Rohes Salzwasser, gefiltertes Meerwasser und entchlortes Umkehrosmose-Zulaufwasser erfordern jeweils unterschiedliche Produktbewertungen.

Wann sollten Entsalzungsfilterpatronen ausgetauscht werden?

Entsalzungsfilterpatronen sollten ausgetauscht werden, wenn der Differenzdruck den festgelegten Austauschgrenzwert erreicht, sich der SDI-Wert stromabwärts zu verschlechtern beginnt, der Durchfluss nicht mehr wirtschaftlich aufrechterhalten werden kann, die vorgesehenen Betriebsstunden abgelaufen sind oder bei einer Inspektion ein Bypass, eine Verformung oder eine biologische Beladung festgestellt wird – und nicht allein aufgrund eines festgelegten Zeitintervalls.

Erfassen Sie den anfänglichen und den abschließenden Spannungsabfall für jede Charge. Plötzliche Sprünge deuten häufig auf eine Störung im vorgelagerten Prozess oder auf eine inkonsistente Bauweise der Kartusche hin.

Können Patronenfilter biologische Verschmutzungen reduzieren?

Patronenfilter können partikelgebundene Biomasse und größere organische Rückstände entfernen, beseitigen jedoch nicht zuverlässig gelöste Nährstoffe, assimilierbaren organischen Kohlenstoff, Bakterien oder extrazelluläre Polymere. Dies deutet darauf hin, dass ein verringerter SDI-Wert im Nachstrom parallel zu einem Speisewasserstrom bestehen kann, der nach wie vor ein erhebliches Risiko für organische Verschmutzungen birgt.

Eine ökologische Schädlingsbekämpfung erfordert die Kombination aus Verbrauchsüberwachung, Vorbehandlung, chemischer Bekämpfung, Überwachung und hygienischer Instandhaltung der Immobilien.

Leitfaden zur Reduzierung des SDI-Werts mithilfe von Filtergehäusen in Entsalzungsanlagen

Entwickeln Sie die Immobilien rund um das Wasser, nicht rund um die Broschüre

Bei der Senkung des SDI geht es nicht darum, die bestmögliche Tonabnehmerkartusche einzubauen.

Es handelt sich um ein Systemproblem, das die Chemie der Vorbehandlung, die Partikelbelastung, die hydraulische Verteilung, die Leistung der Filterpatronen, die Unversehrtheit der Gehäuse, die Einhaltung der Austauschvorschriften und den RO-Betriebsdurchfluss betrifft.

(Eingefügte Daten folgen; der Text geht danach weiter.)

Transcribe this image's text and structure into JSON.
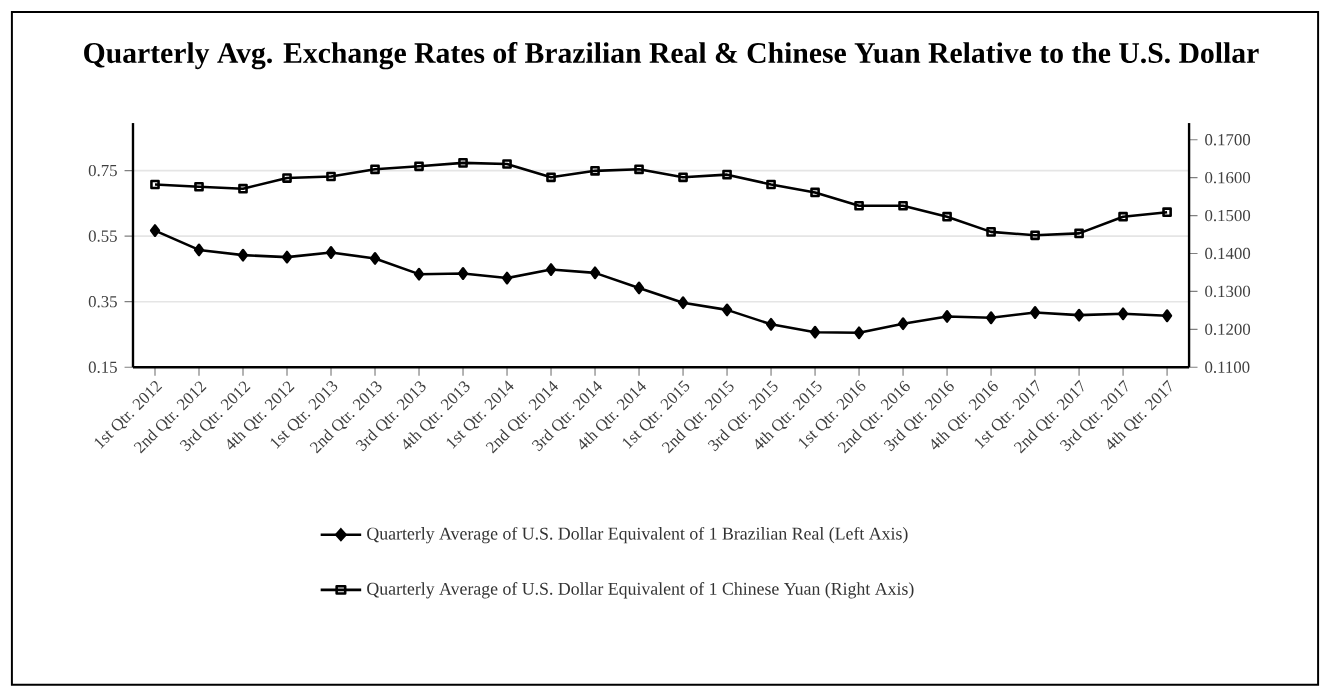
{
  "chart_data": {
    "type": "line",
    "title": "Quarterly Avg. Exchange Rates of Brazilian Real & Chinese Yuan Relative to the U.S. Dollar",
    "categories": [
      "1st Qtr. 2012",
      "2nd Qtr. 2012",
      "3rd Qtr. 2012",
      "4th Qtr. 2012",
      "1st Qtr. 2013",
      "2nd Qtr. 2013",
      "3rd Qtr. 2013",
      "4th Qtr. 2013",
      "1st Qtr. 2014",
      "2nd Qtr. 2014",
      "3rd Qtr. 2014",
      "4th Qtr. 2014",
      "1st Qtr. 2015",
      "2nd Qtr. 2015",
      "3rd Qtr. 2015",
      "4th Qtr. 2015",
      "1st Qtr. 2016",
      "2nd Qtr. 2016",
      "3rd Qtr. 2016",
      "4th Qtr. 2016",
      "1st Qtr. 2017",
      "2nd Qtr. 2017",
      "3rd Qtr. 2017",
      "4th Qtr. 2017"
    ],
    "series": [
      {
        "name": "Quarterly Average of U.S. Dollar Equivalent of 1 Brazilian Real (Left Axis)",
        "color": "#000000",
        "marker": "diamond",
        "values": [
          0.567,
          0.508,
          0.492,
          0.486,
          0.5,
          0.482,
          0.434,
          0.436,
          0.422,
          0.448,
          0.438,
          0.392,
          0.347,
          0.325,
          0.281,
          0.257,
          0.255,
          0.283,
          0.305,
          0.301,
          0.317,
          0.309,
          0.313,
          0.307
        ]
      },
      {
        "name": "Quarterly Average of U.S. Dollar Equivalent of 1 Chinese Yuan (Right Axis)",
        "color": "#000000",
        "marker": "square",
        "axis": "y2",
        "values": [
          0.1582,
          0.1576,
          0.1571,
          0.1599,
          0.1603,
          0.1622,
          0.163,
          0.1639,
          0.1636,
          0.1601,
          0.1618,
          0.1622,
          0.1601,
          0.1608,
          0.1582,
          0.1561,
          0.1526,
          0.1526,
          0.1497,
          0.1457,
          0.1448,
          0.1453,
          0.1497,
          0.1509
        ]
      }
    ],
    "ylim": [
      0.15,
      0.895
    ],
    "yticks": [
      0.15,
      0.35,
      0.55,
      0.75
    ],
    "y2lim": [
      0.11,
      0.1744
    ],
    "y2ticks": [
      {
        "value": 0.11,
        "label": "0.1100"
      },
      {
        "value": 0.12,
        "label": "0.1200"
      },
      {
        "value": 0.13,
        "label": "0.1300"
      },
      {
        "value": 0.14,
        "label": "0.1400"
      },
      {
        "value": 0.15,
        "label": "0.1500"
      },
      {
        "value": 0.16,
        "label": "0.1600"
      },
      {
        "value": 0.17,
        "label": "0.1700"
      }
    ],
    "grid": "y",
    "legend": "bottom",
    "line_style": "solid"
  }
}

Die Planung muss sich an den tatsächlichen Wasserdaten und saisonalen Extremwerten orientieren und nicht an einem einzigen typischen Trübungswert, der im Rahmen der Ausschreibung angegeben wurde.

Senden Sie die Durchflussmenge der Anlage, das aktuelle SDI-Array, den Ziel-SDI-Wert, die Salzwasserbewertung, die bestehenden Vorbehandlungsstufen, die Kartuschenmesswerte und den Betriebsdifferenzdruck an Lvyuan, damit eine Kartuschen- und Filtergehäuse-Konfiguration erstellt werden kann, die genau auf den tatsächlichen Bedarf zugeschnitten ist – und keine allgemeine Ausrüstungsliste.